The third chapter explores this new understanding of text and empowerment. Mahmood examines the different daiyats and the educational and economic backgrounds of the followers of each system. She paints a vivid picture of how each mosque forms a different culture and form of piety. Chapter four takes a look at the ethics and practices of the women involved in the movement. She notes how previous movements sought to transform the state or preserve culture through their movements. She argues that the women’s mosque movement focuses on moral regeneration, particularly of the individual through attention to Islamic virtues. The final chapter examines women’s moral agency in relation to gender inequality. She notes that the women involved in the piety movement combat social injustice, but do some within the framework of obligation to God (Mahmood p. 175).

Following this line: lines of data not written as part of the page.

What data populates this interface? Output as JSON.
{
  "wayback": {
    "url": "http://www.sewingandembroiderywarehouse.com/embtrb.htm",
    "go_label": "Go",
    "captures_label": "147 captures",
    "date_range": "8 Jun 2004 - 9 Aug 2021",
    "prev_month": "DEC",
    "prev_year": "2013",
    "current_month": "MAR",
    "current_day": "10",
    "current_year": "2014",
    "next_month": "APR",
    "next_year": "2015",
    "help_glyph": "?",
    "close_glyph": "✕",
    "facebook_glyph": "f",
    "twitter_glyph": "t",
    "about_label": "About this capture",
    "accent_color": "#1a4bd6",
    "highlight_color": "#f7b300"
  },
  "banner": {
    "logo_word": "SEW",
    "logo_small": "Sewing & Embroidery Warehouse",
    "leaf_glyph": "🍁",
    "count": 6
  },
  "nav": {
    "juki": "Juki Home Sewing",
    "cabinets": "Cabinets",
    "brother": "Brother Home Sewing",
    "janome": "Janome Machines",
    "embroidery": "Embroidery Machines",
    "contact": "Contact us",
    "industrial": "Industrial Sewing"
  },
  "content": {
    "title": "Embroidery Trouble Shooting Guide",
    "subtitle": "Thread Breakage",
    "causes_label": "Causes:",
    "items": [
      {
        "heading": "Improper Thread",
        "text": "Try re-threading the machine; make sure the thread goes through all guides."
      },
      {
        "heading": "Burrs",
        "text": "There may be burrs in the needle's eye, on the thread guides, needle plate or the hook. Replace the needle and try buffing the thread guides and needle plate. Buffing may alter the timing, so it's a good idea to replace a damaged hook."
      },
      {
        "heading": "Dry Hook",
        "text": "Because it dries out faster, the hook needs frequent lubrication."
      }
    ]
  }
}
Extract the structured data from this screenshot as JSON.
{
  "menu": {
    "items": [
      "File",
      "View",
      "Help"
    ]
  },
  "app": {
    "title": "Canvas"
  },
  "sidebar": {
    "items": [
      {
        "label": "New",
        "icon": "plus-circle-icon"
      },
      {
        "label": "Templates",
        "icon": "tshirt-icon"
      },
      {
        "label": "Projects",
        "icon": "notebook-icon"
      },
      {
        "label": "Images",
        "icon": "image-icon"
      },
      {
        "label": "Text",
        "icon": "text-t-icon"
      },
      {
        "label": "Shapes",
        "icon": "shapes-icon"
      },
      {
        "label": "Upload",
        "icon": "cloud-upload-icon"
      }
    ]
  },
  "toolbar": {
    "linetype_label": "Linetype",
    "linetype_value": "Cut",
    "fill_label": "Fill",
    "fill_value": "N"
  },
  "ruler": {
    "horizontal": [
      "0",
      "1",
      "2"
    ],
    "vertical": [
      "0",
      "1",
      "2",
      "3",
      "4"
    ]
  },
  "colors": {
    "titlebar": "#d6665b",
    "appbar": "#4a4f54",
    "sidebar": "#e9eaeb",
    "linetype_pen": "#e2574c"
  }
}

Mahmood’s work seeks to not discredit women’s agency when it is performed outside the normal political methods. She builds an ethnography of women’s experiences changing politics from inside the mosque within a religious framework (Mahmood p. 152). As noted earlier, feminism and religion tend to have a tenuous relationship, but Mahmood’s work seems to point towards the benefits the two can share. When one asks what is at stake for in this study it seems to be quite a lot, or at least more than many of our other readings. For the women involved in the women’s mosque movement, their own moral agency is at stake because of the oppression of a patriarchal and extremely religious government. As I read the work I was frustrated with the systems that the American government helped establish that created these environments. I thought of the links one could possibly place between the women’s mosque movement and the Civil Rights Movement, the involvement of religion in both spheres. My question with Mahmood’s work is how is it playing out today? Her ethnography took place in 1995-1997, since then we have seen countless wars, the Arab Spring, drought, and famine in the Middle East. Has the women’s mosque movement continued to make the changes that Mahmood hoped they would make? I also wonder if an improved education system will continue to assist this movement or at least move the average person to a more secular state of mind. What’s at stake in this work? I would say quite a lot.